How to Use The Contrarian Mindset to Create and Close More Opportunities, with Ozan Varol
Mo asks Ozan Varol: How can we do a better job of getting the kind of work that we want? One of the biggest problems in the business right now, especially in this time of uncertainty, is that we assume that other businesses around us know something...
Mo asks Ozan Varol: How can we do a better job of getting the kind of work that we want?
One of the biggest problems in the business right now, especially in this time of uncertainty, is that we assume that other businesses around us know something that we don’t, so we end up copying their strategies.
This ends up in a race to the center, where businesses start to look more and more like each other.
First-principles thinking is a way of questioning assumptions that you or other people have taken for granted. One of the best tools for identifying your invisible assumptions about your business is cross-pollination. Look at other industries and see what they do because what is commonplace in one industry can be completely innovative in another.
A great example is the origin story of Netflix, where Reid Hastings had the idea of applying the subscription model that gyms use and applied it to video rentals.
Most of us can not see our outdated assumptions because we are too close to the problem.

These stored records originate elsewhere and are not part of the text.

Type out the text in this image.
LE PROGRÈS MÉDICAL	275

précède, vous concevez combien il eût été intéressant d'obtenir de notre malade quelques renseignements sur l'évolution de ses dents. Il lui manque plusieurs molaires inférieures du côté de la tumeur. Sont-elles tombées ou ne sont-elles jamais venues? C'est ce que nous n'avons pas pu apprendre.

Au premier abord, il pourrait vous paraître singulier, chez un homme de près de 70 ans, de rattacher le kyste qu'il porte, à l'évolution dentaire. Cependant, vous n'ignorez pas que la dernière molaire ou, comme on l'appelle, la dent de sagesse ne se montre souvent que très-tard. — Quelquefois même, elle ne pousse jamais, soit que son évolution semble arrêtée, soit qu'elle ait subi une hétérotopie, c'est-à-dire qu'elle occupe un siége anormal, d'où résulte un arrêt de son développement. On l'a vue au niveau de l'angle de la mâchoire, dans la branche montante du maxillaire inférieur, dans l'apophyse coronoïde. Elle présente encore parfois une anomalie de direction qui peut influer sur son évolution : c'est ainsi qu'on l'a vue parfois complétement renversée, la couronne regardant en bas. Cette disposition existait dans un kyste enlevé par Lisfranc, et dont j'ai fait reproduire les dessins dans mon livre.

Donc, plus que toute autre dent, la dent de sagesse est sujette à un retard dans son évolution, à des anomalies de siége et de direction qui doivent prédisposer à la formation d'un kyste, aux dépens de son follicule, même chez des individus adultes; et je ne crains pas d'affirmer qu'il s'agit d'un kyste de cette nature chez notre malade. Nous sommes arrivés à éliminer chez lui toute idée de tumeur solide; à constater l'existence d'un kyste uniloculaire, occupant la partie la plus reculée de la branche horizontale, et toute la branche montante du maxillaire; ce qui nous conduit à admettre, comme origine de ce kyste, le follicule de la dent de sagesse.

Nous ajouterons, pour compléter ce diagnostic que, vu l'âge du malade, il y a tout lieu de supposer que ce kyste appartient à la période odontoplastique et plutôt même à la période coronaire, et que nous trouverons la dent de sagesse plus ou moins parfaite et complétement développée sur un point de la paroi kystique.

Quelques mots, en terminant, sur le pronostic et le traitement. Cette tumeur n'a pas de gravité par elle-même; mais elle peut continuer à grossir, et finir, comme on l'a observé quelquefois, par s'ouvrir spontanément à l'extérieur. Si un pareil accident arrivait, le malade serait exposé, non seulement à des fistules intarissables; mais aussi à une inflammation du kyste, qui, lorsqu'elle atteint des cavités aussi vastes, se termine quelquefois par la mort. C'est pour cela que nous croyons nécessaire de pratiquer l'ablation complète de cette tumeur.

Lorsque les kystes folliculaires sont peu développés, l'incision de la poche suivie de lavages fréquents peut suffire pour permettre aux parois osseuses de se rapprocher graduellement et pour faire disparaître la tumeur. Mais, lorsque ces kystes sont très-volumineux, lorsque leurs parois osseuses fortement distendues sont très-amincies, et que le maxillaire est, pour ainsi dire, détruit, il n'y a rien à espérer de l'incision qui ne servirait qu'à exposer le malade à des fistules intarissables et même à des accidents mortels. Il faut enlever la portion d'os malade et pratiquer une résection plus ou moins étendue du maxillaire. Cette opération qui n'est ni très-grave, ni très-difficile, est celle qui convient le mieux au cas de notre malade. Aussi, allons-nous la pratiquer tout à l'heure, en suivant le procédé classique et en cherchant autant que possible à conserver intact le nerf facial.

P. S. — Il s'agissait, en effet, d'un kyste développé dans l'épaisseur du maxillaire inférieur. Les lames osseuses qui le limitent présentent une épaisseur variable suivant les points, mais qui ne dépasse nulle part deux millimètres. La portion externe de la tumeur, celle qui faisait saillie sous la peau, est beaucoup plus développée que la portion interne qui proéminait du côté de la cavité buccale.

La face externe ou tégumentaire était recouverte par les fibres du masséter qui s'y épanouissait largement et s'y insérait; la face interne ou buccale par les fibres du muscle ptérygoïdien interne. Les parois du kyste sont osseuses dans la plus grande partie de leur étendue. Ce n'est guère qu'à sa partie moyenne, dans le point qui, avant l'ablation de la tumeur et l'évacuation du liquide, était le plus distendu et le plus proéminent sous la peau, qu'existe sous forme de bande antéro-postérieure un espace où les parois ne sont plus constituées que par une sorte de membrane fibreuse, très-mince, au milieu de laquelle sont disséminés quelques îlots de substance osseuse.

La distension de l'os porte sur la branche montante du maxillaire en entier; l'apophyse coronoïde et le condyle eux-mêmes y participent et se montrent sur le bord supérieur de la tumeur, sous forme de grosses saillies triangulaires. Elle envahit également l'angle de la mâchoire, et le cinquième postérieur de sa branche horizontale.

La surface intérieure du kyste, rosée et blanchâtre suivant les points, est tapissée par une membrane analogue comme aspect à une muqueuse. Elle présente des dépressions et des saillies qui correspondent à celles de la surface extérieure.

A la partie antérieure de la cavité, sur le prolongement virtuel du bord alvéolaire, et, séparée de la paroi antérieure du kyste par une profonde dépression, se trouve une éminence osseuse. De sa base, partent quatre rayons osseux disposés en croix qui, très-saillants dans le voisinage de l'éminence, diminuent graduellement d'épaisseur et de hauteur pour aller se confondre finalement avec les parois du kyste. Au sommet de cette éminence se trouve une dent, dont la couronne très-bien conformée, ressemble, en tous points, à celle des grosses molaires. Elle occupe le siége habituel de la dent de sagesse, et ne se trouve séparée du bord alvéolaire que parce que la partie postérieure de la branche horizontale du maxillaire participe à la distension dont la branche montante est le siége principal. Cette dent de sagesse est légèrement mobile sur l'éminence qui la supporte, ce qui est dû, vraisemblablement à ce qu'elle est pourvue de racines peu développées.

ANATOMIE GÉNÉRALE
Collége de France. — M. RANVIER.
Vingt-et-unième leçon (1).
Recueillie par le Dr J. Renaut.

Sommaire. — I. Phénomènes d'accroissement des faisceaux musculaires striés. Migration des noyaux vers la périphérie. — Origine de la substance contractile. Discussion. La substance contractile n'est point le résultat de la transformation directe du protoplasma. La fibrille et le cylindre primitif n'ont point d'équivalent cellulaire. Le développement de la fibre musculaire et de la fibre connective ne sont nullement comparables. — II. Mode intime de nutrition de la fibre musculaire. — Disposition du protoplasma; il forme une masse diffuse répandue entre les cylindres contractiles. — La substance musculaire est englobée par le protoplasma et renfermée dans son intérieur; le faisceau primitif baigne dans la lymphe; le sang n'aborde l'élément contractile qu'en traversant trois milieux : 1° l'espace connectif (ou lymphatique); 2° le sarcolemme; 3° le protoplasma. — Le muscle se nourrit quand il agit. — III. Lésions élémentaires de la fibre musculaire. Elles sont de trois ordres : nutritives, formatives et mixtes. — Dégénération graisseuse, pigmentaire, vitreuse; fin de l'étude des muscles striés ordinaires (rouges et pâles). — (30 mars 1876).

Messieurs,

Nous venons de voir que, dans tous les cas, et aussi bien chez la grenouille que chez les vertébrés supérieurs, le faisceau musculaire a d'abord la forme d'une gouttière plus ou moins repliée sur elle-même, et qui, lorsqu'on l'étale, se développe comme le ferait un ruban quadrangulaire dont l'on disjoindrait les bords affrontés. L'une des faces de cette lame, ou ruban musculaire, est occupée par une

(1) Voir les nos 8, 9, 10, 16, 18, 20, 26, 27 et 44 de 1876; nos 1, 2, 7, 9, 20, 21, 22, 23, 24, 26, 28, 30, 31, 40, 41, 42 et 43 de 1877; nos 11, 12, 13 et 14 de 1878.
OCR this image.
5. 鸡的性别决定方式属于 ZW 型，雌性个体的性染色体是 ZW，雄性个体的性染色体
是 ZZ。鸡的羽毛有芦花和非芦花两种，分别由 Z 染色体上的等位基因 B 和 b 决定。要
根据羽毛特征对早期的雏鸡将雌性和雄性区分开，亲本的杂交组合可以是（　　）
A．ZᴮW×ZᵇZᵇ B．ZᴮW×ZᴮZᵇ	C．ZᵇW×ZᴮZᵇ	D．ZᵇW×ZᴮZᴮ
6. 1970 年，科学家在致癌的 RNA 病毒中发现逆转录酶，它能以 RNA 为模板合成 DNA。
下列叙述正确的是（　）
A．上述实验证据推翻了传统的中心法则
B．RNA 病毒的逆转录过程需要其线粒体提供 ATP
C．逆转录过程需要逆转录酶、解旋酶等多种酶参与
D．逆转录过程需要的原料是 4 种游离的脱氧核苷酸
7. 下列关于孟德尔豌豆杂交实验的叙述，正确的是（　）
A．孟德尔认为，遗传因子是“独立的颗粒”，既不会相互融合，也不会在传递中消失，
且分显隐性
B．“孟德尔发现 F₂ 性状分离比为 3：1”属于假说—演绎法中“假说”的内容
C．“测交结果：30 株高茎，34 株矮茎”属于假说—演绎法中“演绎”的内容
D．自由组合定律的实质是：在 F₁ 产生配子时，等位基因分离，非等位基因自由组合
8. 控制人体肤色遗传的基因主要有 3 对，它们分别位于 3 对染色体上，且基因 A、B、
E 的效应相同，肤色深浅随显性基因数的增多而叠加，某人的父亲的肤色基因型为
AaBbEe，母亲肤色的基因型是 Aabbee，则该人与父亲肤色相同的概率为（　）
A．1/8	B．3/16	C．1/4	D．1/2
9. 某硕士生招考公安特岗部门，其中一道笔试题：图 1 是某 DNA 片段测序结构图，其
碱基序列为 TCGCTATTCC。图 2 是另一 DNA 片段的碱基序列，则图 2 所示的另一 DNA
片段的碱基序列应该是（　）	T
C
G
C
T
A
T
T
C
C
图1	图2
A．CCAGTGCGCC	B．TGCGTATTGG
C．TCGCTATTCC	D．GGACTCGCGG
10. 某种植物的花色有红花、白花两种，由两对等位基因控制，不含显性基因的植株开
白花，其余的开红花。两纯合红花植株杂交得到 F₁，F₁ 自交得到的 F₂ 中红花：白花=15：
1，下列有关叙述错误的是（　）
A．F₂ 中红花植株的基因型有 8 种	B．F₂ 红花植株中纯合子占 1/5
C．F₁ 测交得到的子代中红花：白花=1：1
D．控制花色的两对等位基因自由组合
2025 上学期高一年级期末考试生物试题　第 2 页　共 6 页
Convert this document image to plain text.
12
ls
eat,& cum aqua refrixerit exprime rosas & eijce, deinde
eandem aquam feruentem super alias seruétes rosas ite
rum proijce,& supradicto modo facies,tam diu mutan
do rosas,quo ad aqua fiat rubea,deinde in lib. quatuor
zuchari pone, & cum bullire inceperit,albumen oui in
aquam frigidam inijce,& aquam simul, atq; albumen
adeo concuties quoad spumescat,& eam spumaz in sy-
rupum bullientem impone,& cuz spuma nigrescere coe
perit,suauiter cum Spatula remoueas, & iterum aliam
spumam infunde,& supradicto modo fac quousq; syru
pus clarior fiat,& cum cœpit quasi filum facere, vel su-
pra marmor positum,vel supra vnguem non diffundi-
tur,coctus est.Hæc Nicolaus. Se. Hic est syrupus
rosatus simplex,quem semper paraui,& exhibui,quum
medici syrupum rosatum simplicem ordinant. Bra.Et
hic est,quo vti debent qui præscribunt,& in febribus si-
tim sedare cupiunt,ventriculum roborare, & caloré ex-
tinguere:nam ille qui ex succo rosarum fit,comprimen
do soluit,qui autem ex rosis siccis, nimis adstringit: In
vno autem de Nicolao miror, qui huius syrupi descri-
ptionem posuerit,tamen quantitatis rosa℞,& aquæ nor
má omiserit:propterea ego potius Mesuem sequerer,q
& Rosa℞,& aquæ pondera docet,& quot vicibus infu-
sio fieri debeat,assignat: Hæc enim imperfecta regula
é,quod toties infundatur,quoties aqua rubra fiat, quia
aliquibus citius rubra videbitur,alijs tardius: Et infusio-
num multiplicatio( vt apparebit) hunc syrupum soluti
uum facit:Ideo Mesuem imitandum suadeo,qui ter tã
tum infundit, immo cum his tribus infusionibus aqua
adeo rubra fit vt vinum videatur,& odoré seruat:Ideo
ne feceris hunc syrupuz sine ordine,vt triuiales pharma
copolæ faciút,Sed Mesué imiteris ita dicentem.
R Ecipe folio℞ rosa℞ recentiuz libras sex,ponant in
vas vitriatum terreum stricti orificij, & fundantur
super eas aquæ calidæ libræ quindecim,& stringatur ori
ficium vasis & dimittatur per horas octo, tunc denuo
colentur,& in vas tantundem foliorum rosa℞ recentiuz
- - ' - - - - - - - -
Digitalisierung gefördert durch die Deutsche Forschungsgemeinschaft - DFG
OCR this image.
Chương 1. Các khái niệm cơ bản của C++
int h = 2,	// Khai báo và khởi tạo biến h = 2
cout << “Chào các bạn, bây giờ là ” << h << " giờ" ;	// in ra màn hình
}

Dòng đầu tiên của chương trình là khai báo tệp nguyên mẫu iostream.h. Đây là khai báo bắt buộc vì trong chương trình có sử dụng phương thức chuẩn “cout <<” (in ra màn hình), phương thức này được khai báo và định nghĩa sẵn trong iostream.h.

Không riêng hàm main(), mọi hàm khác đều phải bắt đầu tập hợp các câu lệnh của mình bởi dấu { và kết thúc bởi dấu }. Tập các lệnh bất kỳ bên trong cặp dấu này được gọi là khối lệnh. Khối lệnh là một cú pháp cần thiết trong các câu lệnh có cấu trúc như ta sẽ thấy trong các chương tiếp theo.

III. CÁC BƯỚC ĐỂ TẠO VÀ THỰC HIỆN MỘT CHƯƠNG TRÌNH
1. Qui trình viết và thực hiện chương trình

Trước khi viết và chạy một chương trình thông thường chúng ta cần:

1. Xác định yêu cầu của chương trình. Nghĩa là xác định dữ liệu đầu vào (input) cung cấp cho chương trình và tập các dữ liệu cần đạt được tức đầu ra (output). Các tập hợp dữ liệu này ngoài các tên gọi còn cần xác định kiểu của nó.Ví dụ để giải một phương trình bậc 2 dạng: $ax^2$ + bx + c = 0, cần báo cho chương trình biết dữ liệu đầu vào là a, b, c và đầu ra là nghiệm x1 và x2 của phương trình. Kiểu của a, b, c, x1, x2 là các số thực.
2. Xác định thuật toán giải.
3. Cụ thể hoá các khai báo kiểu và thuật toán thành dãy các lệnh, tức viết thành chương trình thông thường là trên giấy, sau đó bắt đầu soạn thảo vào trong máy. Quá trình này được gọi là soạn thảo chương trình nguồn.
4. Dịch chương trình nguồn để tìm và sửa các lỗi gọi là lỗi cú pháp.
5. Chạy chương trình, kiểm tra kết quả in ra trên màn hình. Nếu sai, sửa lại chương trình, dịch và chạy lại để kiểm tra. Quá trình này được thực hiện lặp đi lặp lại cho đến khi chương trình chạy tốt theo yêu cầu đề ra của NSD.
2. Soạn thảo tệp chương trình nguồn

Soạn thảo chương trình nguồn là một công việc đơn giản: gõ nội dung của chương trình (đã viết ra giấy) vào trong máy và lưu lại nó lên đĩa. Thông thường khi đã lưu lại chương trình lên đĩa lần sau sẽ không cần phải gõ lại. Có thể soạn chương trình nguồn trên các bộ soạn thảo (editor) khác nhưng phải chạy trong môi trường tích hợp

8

There is immense value in stepping outside of your industry for inspiration.
The humility that comes from saying you don’t know something is very rare, but that is the mindset that often leads to innovation. Many of the business leaders that have transformed the way we do things have done so with the beginner’s mindset after entering another industry from the one they started in.
Bring people into the conversation that know nothing about what you are working on. Beginners have a way of looking at a problem that more experienced people can’t even see. Experts should not work in isolation, they should benefit from the input and the “dumb” questions of amateurs.